Behörden stuften Vorfall “vorschnell als sehr gefährlich“ ein. Falsche Formulare ausgefüllt? Österreich empört.

Ljubljana/Brüssel. Nach dem Störfall im slowenischen Atomkraftwerk Krsko haben die Behörden gestern Entwarnung gegeben. Wie die Regierung in Ljubljana mitteilte, trat bei dem Vorfall keine Strahlung aus. Der Reaktor werde am heutigen Freitag repariert und könnte bereits Anfang kommender Woche wieder ans Netz gehen.

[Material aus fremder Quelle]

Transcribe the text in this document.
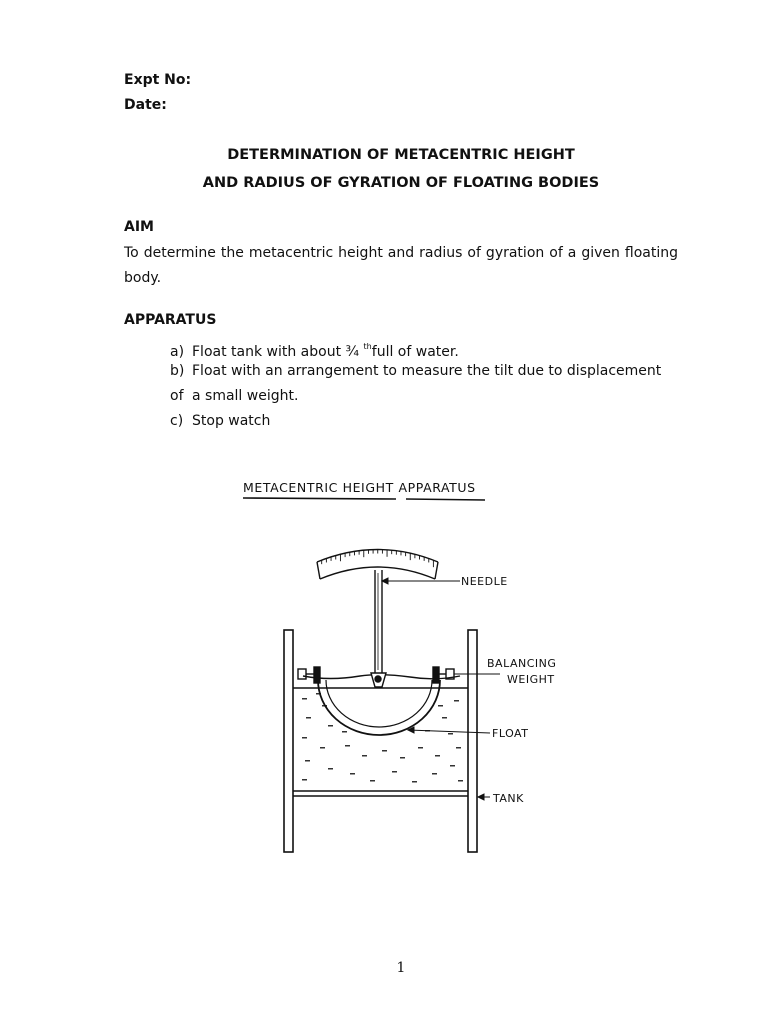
Expt No:
Date:
DETERMINATION OF METACENTRIC HEIGHT
AND RADIUS OF GYRATION OF FLOATING BODIES
AIM
To determine the metacentric height and radius of gyration of a given floating body.
APPARATUS
a) Float tank with about ¾ $^{th}$full of water.
b) Float with an arrangement to measure the tilt due to displacement of a small weight.
c) Stop watch
METACENTRIC HEIGHT APPARATUS
NEEDLE
BALANCING
WEIGHT
FLOAT
TANK
1
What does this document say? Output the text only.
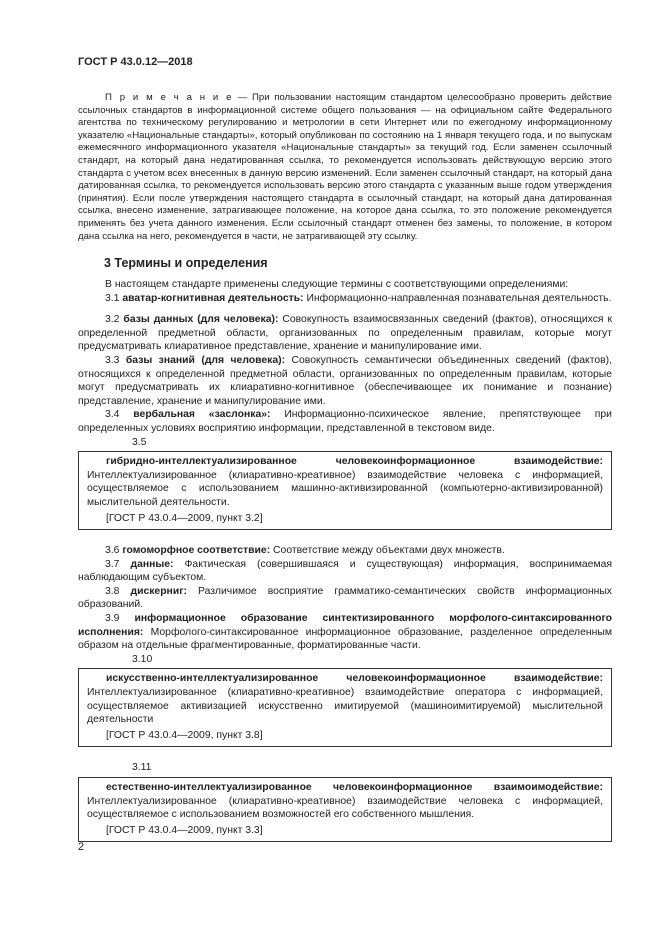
ГОСТ Р 43.0.12—2018

П р и м е ч а н и е — При пользовании настоящим стандартом целесообразно проверить действие ссылочных стандартов в информационной системе общего пользования — на официальном сайте Федерального агентства по техническому регулированию и метрологии в сети Интернет или по ежегодному информационному указателю «Национальные стандарты», который опубликован по состоянию на 1 января текущего года, и по выпускам ежемесячного информационного указателя «Национальные стандарты» за текущий год. Если заменен ссылочный стандарт, на который дана недатированная ссылка, то рекомендуется использовать действующую версию этого стандарта с учетом всех внесенных в данную версию изменений. Если заменен ссылочный стандарт, на который дана датированная ссылка, то рекомендуется использовать версию этого стандарта с указанным выше годом утверждения (принятия). Если после утверждения настоящего стандарта в ссылочный стандарт, на который дана датированная ссылка, внесено изменение, затрагивающее положение, на которое дана ссылка, то это положение рекомендуется применять без учета данного изменения. Если ссылочный стандарт отменен без замены, то положение, в котором дана ссылка на него, рекомендуется в части, не затрагивающей эту ссылку.

3 Термины и определения

В настоящем стандарте применены следующие термины с соответствующими определениями:

3.1 аватар-когнитивная деятельность: Информационно-направленная познавательная деятельность.

3.2 базы данных (для человека): Совокупность взаимосвязанных сведений (фактов), относящихся к определенной предметной области, организованных по определенным правилам, которые могут предусматривать клиаративное представление, хранение и манипулирование ими.

3.3 базы знаний (для человека): Совокупность семантически объединенных сведений (фактов), относящихся к определенной предметной области, организованных по определенным правилам, которые могут предусматривать их клиаративно-когнитивное (обеспечивающее их понимание и познание) представление, хранение и манипулирование ими.

3.4 вербальная «заслонка»: Информационно-психическое явление, препятствующее при определенных условиях восприятию информации, представленной в текстовом виде.

3.5

гибридно-интеллектуализированное человекоинформационное взаимодействие: Интеллектуализированное (клиаративно-креативное) взаимодействие человека с информацией, осуществляемое с использованием машинно-активизированной (компьютерно-активизированной) мыслительной деятельности.

[ГОСТ Р 43.0.4—2009, пункт 3.2]

3.6 гомоморфное соответствие: Соответствие между объектами двух множеств.

3.7 данные: Фактическая (совершившаяся и существующая) информация, воспринимаемая наблюдающим субъектом.

3.8 дискерниг: Различимое восприятие грамматико-семантических свойств информационных образований.

3.9 информационное образование синтектизированного морфолого-синтаксированного исполнения: Морфолого-синтаксированное информационное образование, разделенное определенным образом на отдельные фрагментированные, форматированные части.

3.10

искусственно-интеллектуализированное человекоинформационное взаимодействие: Интеллектуализированное (клиаративно-креативное) взаимодействие оператора с информацией, осуществляемое активизацией искусственно имитируемой (машиноимитируемой) мыслительной деятельности

[ГОСТ Р 43.0.4—2009, пункт 3.8]

3.11

естественно-интеллектуализированное человекоинформационное взаимоимодействие: Интеллектуализированное (клиаративно-креативное) взаимодействие человека с информацией, осуществляемое с использованием возможностей его собственного мышления.

[ГОСТ Р 43.0.4—2009, пункт 3.3]

2
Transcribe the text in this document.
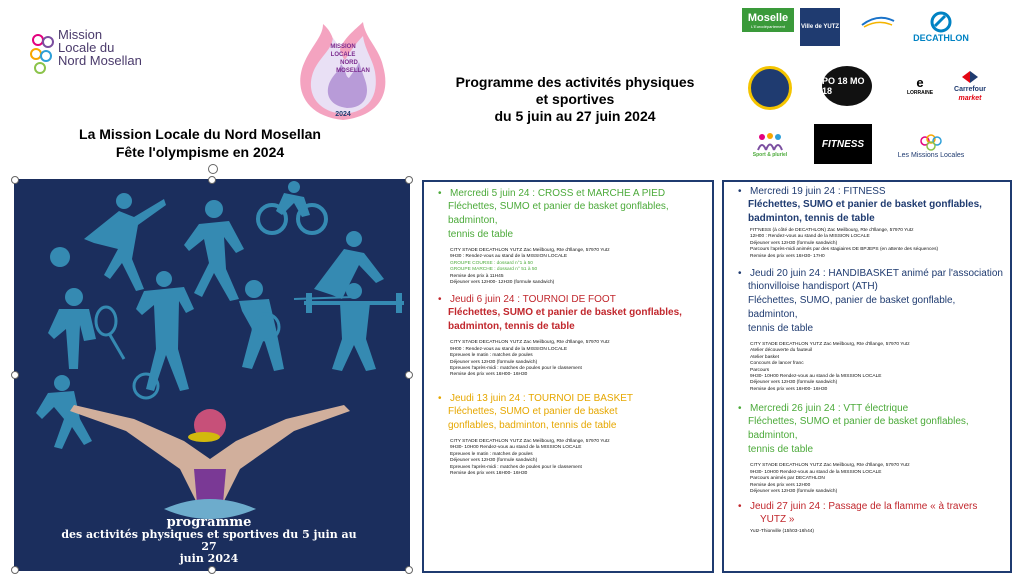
Mission
Locale du
Nord Mosellan
MISSION
LOCALE
NORD
MOSELLAN
2024
La Mission Locale du Nord Mosellan
Fête l'olympisme en 2024
Programme des activités physiques
et sportives
du 5 juin au 27 juin 2024
Moselle
L'Eurodépartement	Ville de YUTZ
DECATHLON
PO 18 MO 18
e
LORRAINE	Carrefour
market
Sport & pluriel
FITNESS
Les Missions Locales
programme
des activités physiques et sportives du 5 juin au 27
juin 2024
• Mercredi 5 juin 24 : CROSS et MARCHE A PIED
Fléchettes, SUMO et panier de basket gonflables,
badminton,
tennis de table
CITY STADE DECATHLON YUTZ Zac Meilbourg, Rte d'Illange, 57970 Yutz
9H30 : Rendez-vous au stand de la MISSION LOCALE
GROUPE COURSE : dossard n°1 à 50
GROUPE MARCHE : dossard n° 51 à 50
Remise des prix à 11H45
Déjeuner vers 12H00- 12H30 (formule sandwich)
• Jeudi 6 juin 24 : TOURNOI DE FOOT
Fléchettes, SUMO et panier de basket gonflables,
badminton, tennis de table
CITY STADE DECATHLON YUTZ Zac Meilbourg, Rte d'Illange, 57970 Yutz
9H00 : Rendez-vous au stand de la MISSION LOCALE
Epreuves le matin : matches de poules
Déjeuner vers 12H30 (formule sandwich)
Epreuves l'après-midi : matches de poules pour le classement
Remise des prix vers 16H00- 16H30
• Jeudi 13 juin 24 : TOURNOI DE BASKET
Fléchettes, SUMO et panier de basket
gonflables, badminton, tennis de table
CITY STADE DECATHLON YUTZ Zac Meilbourg, Rte d'Illange, 57970 Yutz
9H30- 10H00 Rendez-vous au stand de la MISSION LOCALE
Epreuves le matin : matches de poules
Déjeuner vers 12H30 (formule sandwich)
Epreuves l'après-midi : matches de poules pour le classement
Remise des prix vers 16H00- 16H30
• Mercredi 19 juin 24 : FITNESS
Fléchettes, SUMO et panier de basket gonflables,
badminton, tennis de table
FIT'NESS (à côté de DECATHLON) Zac Meilbourg, Rte d'Illange, 57970 Yutz
12H00 : Rendez-vous au stand de la MISSION LOCALE
Déjeuner vers 12H30 (formule sandwich)
Parcours l'après-midi animés par des stagiaires DE BPJEPS (en attente des séquences)
Remise des prix vers 16H30- 17H0
• Jeudi 20 juin 24 : HANDIBASKET animé par l'association
thionvilloise handisport (ATH)
Fléchettes, SUMO, panier de basket gonflable, badminton,
tennis de table
CITY STADE DECATHLON YUTZ Zac Meilbourg, Rte d'Illange, 57970 Yutz
Atelier découverte du fauteuil
Atelier basket
Concours de lancer franc
Parcours
9H30- 10H00 Rendez-vous au stand de la MISSION LOCALE
Déjeuner vers 12H30 (formule sandwich)
Remise des prix vers 16H00- 16H30
• Mercredi 26 juin 24 : VTT électrique
Fléchettes, SUMO et panier de basket gonflables,
badminton,
tennis de table
CITY STADE DECATHLON YUTZ Zac Meilbourg, Rte d'Illange, 57970 Yutz
9H30- 10H00 Rendez-vous au stand de la MISSION LOCALE
Parcours animés par DECATHLON
Remise des prix vers 12H00
Déjeuner vers 12H30 (formule sandwich)
• Jeudi 27 juin 24 : Passage de la flamme « à travers
YUTZ »
Yutz-Thionville (15h03-16h44)
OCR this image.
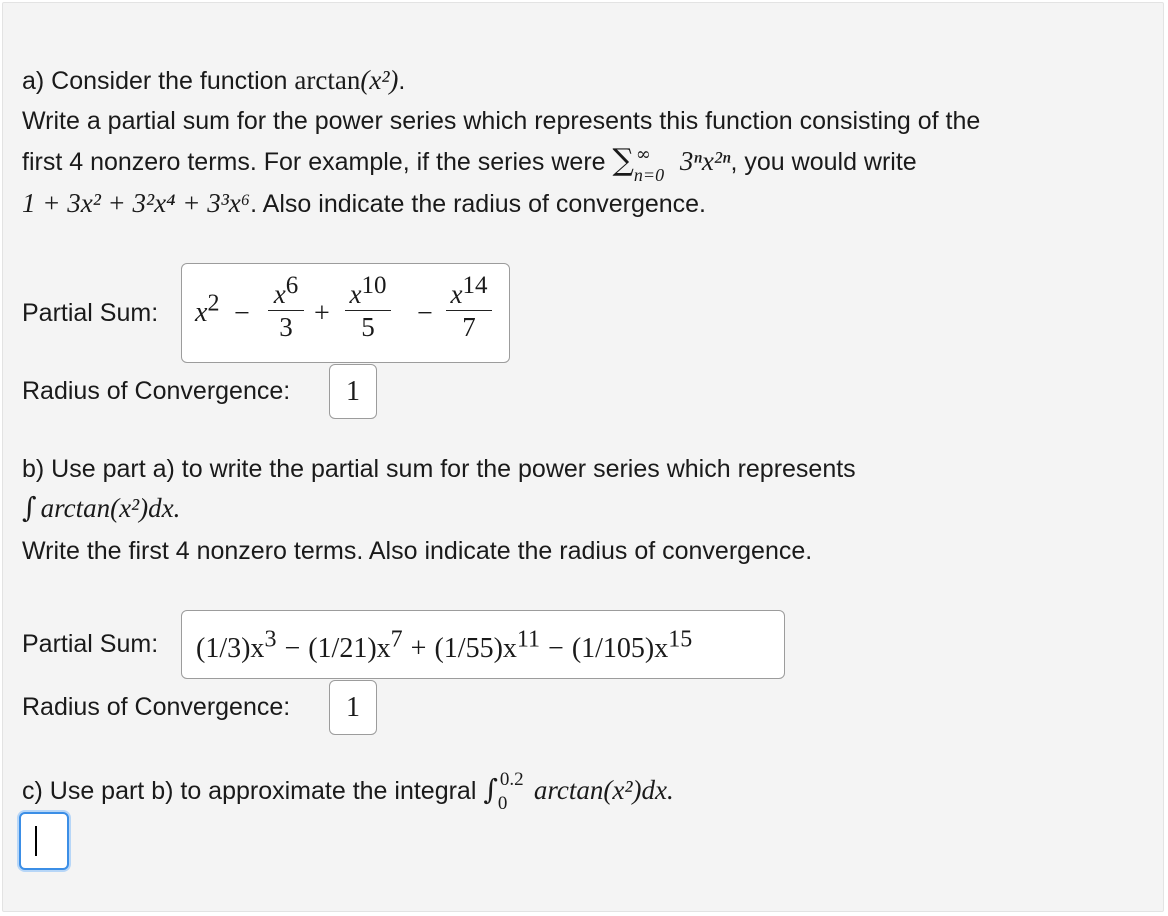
a) Consider the function arctan(x²).
Write a partial sum for the power series which represents this function consisting of the
first 4 nonzero terms. For example, if the series were ∑ ∞
n=0 3ⁿx²ⁿ, you would write
1 + 3x² + 3²x⁴ + 3³x⁶. Also indicate the radius of convergence.
Partial Sum: $x^2$ −
$x^6$
3 +
$x^{10}$
5	−
$x^{14}$
7
Radius of Convergence: 1
b) Use part a) to write the partial sum for the power series which represents
∫ arctan(x²)dx.
Write the first 4 nonzero terms. Also indicate the radius of convergence.
Partial Sum: $(1/3)x^3 - (1/21)x^7 + (1/55)x^{11} - (1/105)x^{15}$
Radius of Convergence: 1
c) Use part b) to approximate the integral ∫ 0.2
0 arctan(x²)dx.
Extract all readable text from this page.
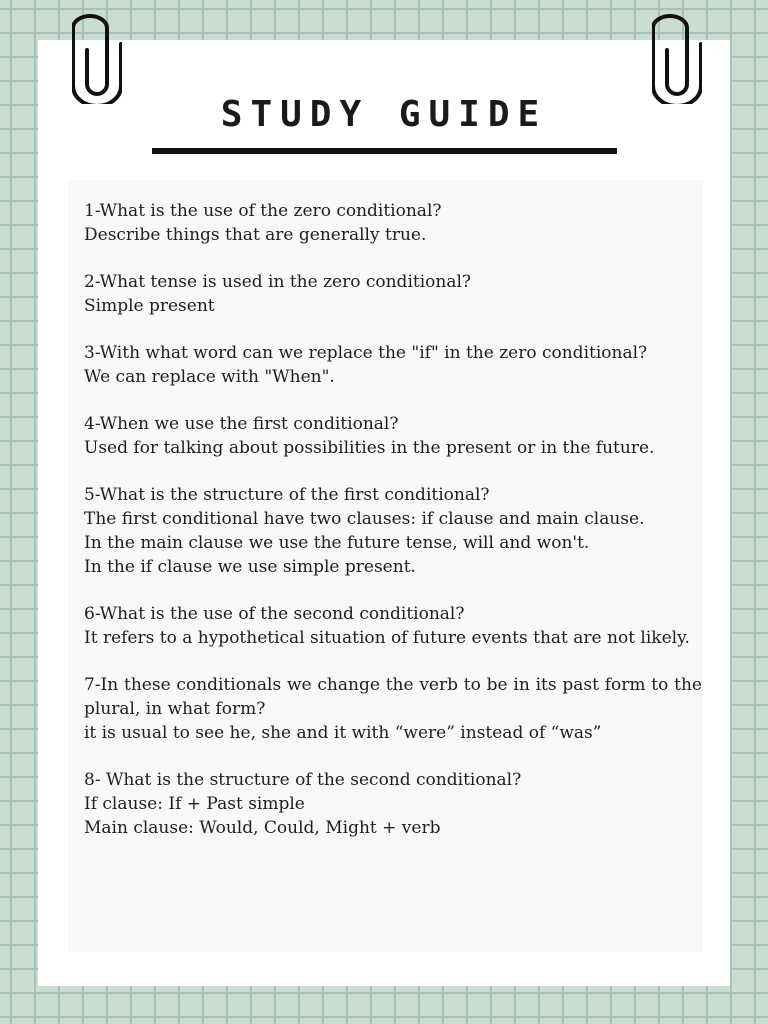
STUDY GUIDE

1-What is the use of the zero conditional?

Describe things that are generally true.

2-What tense is used in the zero conditional?

Simple present

3-With what word can we replace the "if" in the zero conditional?

We can replace with "When".

4-When we use the first conditional?

Used for talking about possibilities in the present or in the future.

5-What is the structure of the first conditional?

The first conditional have two clauses: if clause and main clause.

In the main clause we use the future tense, will and won't.

In the if clause we use simple present.

6-What is the use of the second conditional?

It refers to a hypothetical situation of future events that are not likely.

7-In these conditionals we change the verb to be in its past form to the plural, in what form?

it is usual to see he, she and it with “were” instead of “was”

8- What is the structure of the second conditional?

If clause: If + Past simple

Main clause: Would, Could, Might + verb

Er wurde am Mittwoch wegen eines Lecks im Kühlsystem heruntergefahren, das vermutlich von einem defekten Ventil verursacht wurde.

Bundesumweltminister Sigmar Gabriel beruhigte noch am Mittwochabend, Deutschland sei von dem Problem in dem AKW nicht betroffen. Sein Ministerium habe aber nach dem Alarm vorsichtshalber den meteorologischen Dienst informiert und das Lagezentrum in Bonn "hochgefahren". Nach Angaben des Berliner Umweltministeriums handelt es sich um einen in der Fachwelt als "kleineres Leck" eingestuften Schaden. Dieser Zwischenfall hätte nach den Richtlinien des Meldesystems gar nicht europaweit gemeldet werden müssen.

Slowenien hatte am Vortag über das Frühwarnsystem Ecurie die anderen EU-Mitglieder informiert, sagte der Leiter des slowenischen Amtes für Atomschutz, Marjan Tkavc, in Ljubljana. Nach Eucurie-Angaben seien etwas 2,5 Kubikmeter Kühlmittel pro Stunde ausgeströmt.

Tkavc verteidigte die Entscheidung seiner Behörde, den Vorfall zu melden. Es sei das erste Leck im primären Kühlkreislauf des Kraftwerks in Krsko gewesen. "Deshalb schien die Besorgnis zunächst berechtigt." Später sei Ecurie "mündlich über die Entwarnung informiert" worden. Slowenien hat noch bis Ende Juni die Ratspräsidentschaft in der Europäischen Union (EU) inne.

Nach Angaben der EU-Kommission in Brüssel war es das erste Mal, dass eine Meldung an das nach der Reaktorkatastrophe von Tschernobyl geschaffene Warnsystem veröffentlicht worden sei. Die slowenischen Behörden hatten am Mittwoch um 17.38 Uhr neben der Internationalen Atomenergiebehörde IAEA auch Ecurie darüber informiert, dass Techniker um 15.07 Uhr in dem Reaktor an der Grenze zu Kroatien im Südosten des Landes ein Leck entdeckt hatten, den Vorfall aber nur als "ungewöhnliches Ereignis" eingestuft, was die niedrigste von vier Alarmstufen der slowenischen Atomsicherheitsbehörde sei.

Die EU-Kommission verteidigte ihre Informationspolitik. Nach einer unlängst geführten Debatte beim Nuklearforum in Prag sei beschlossen worden, Meldungen an Ecurie zu veröffentlichen. "Das war ein gutes Beispiel von Transparenz im Fall eines Atomereignisses", sagte der Sprecher von EU-Energiekommissar Andris Piebalgs in Brüssel.

Österreichs Umweltminister Josef Pröll forderte eine Klärung, "wie es zu diesem Wirrwarr von Informationen kam". Nach Angaben von Tkavc hatte die Benachrichtigung Österreichs zusätzlich Verwirrung gestiftet, weil die Behörde vergessen hatte, auf dem entsprechenden Formular das Wort "Übung" zu streichen. "Es war menschliches Versagen", entschuldigte sich gestern Sloweniens Umweltminister Janez Pubodnik.

Auch die Umweltschutzorganisation Greenpeace geht davon aus, dass nach dem Zwischenfall keine unmittelbare Gefahr bestand. Das Kernkraftwerk Krsko, das sowohl Strom für Slowenien als auch für Kroatien produziert, ist nach Meinung des österreichischen Atomexperten Wolfgang Kromp ein "gutes Kraftwerk", das allerdings seismologisch gefährdet sei. Der 1984 in Betrieb gegangene Atommeiler wurde vom US-Konzern Westinghouse gebaut. Das AKW mit einem Druckwasserreaktor produziert 630 Megawatt für Slowenien und Kroatien. Umweltschützer bemängeln allerdings vor allem, dass der Meiler in einem erdbebengefährdeten Gebiet liegt.